Following a tumultuous 2016, there seems like no better time for Bertolt Brecht’s The Resistable Rise of Arturo Ui to make a return to the London stage. The production, adapted by Bruce Norris, sees the Donmar Warehouse transformed into a Chicago speakeasy where an opening monologue essentially tells the audience what’s about to happen, allowing more focus on the message than plot.
That message is hammered home with force, if you were expecting subtle you’ll be disappointed; it’s immediately obvious this production is a satirical allegory on Donald Trump, with a little Adolf Hitler (the original subject of the play) thrown in. All that was missing was Hilary Clinton riding through the Donmar on the back of a donkey.
The play charts the rise of the titular character and demagogue, Arturo Ui, a Chicago gangster who takes over the Cauliflower racket using intimidation to change public perception. What’s particularly clever is the use of audience interaction and how we were quite literally scared into submission.
Lenny Henry, in the role of Ui, gives a strong performance, though it was perhaps a little less intimidating than I expected. Tom Edden and Giles Terera also give captivating performances, but there’s a recurring problem amongst the cast; there are few of them who actually seem to fit the role they’ve been given. Perhaps there’s some form of irony intended that I didn’t grasp but did, instead, find it distracting.
There are a couple of standout scenes, for example, when Ui hires an actor (the drunken Shakespearian sort) to train him how to walk, talk and carry himself. We see Henry’s Ui literally transform on stage as the hack takes him through a comedic, but all too realistic, routine.
There’s also some unconventional use of modern music between scenes, all slowed down to give it a sensual and seductive feel, it’s probably the first time American rock band My Chemical Romance has featured in a production at this venue, yet it fits perfectly in the scene.
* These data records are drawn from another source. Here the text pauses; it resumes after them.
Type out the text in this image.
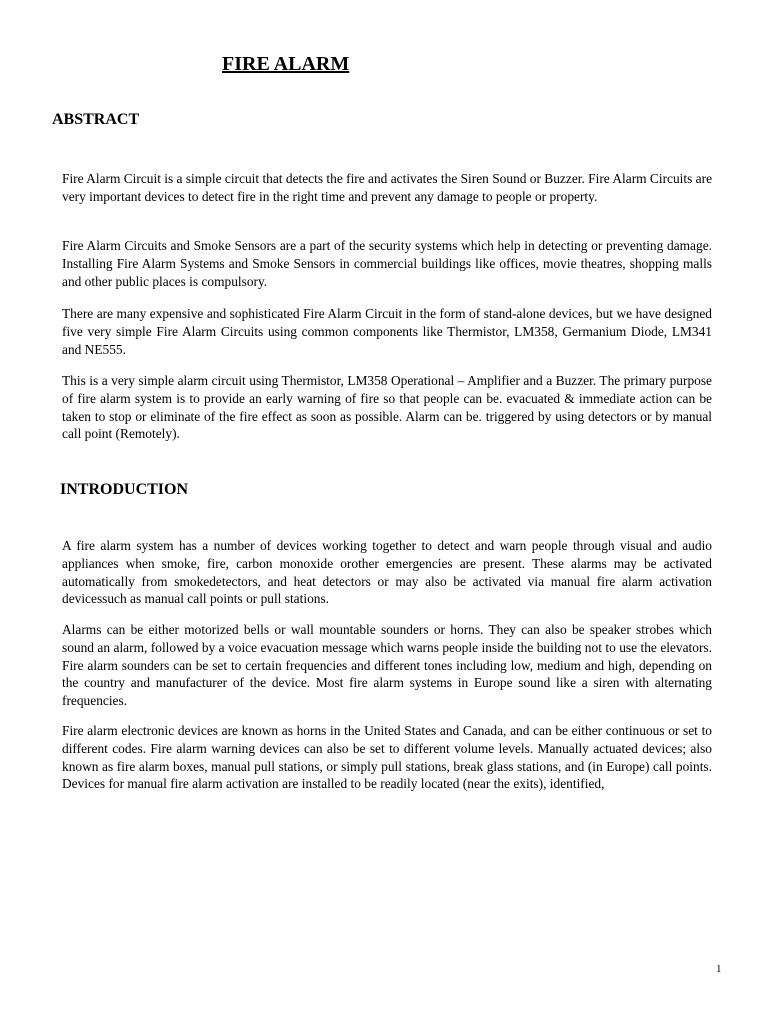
FIRE ALARM
ABSTRACT

Fire Alarm Circuit is a simple circuit that detects the fire and activates the Siren Sound or Buzzer. Fire Alarm Circuits are very important devices to detect fire in the right time and prevent any damage to people or property.

Fire Alarm Circuits and Smoke Sensors are a part of the security systems which help in detecting or preventing damage. Installing Fire Alarm Systems and Smoke Sensors in commercial buildings like offices, movie theatres, shopping malls and other public places is compulsory.

There are many expensive and sophisticated Fire Alarm Circuit in the form of stand-alone devices, but we have designed five very simple Fire Alarm Circuits using common components like Thermistor, LM358, Germanium Diode, LM341 and NE555.

This is a very simple alarm circuit using Thermistor, LM358 Operational – Amplifier and a Buzzer. The primary purpose of fire alarm system is to provide an early warning of fire so that people can be. evacuated & immediate action can be taken to stop or eliminate of the fire effect as soon as possible. Alarm can be. triggered by using detectors or by manual call point (Remotely).

INTRODUCTION

A fire alarm system has a number of devices working together to detect and warn people through visual and audio appliances when smoke, fire, carbon monoxide orother emergencies are present. These alarms may be activated automatically from smokedetectors, and heat detectors or may also be activated via manual fire alarm activation devicessuch as manual call points or pull stations.

Alarms can be either motorized bells or wall mountable sounders or horns. They can also be speaker strobes which sound an alarm, followed by a voice evacuation message which warns people inside the building not to use the elevators. Fire alarm sounders can be set to certain frequencies and different tones including low, medium and high, depending on the country and manufacturer of the device. Most fire alarm systems in Europe sound like a siren with alternating frequencies.

Fire alarm electronic devices are known as horns in the United States and Canada, and can be either continuous or set to different codes. Fire alarm warning devices can also be set to different volume levels. Manually actuated devices; also known as fire alarm boxes, manual pull stations, or simply pull stations, break glass stations, and (in Europe) call points. Devices for manual fire alarm activation are installed to be readily located (near the exits), identified,

1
The Resistable Rise of Arturo Ui is a chilling parable, which in this production at least, is particularly revealing, especially as we race towards another election. It has been staged beautifully, the use of audience interaction and music definitely gives it an edge and the transformation of The Donmar Warehouse adds an extra layer of authenticity. Despite some distractions with casting this is still a thrilling night of epic theatre.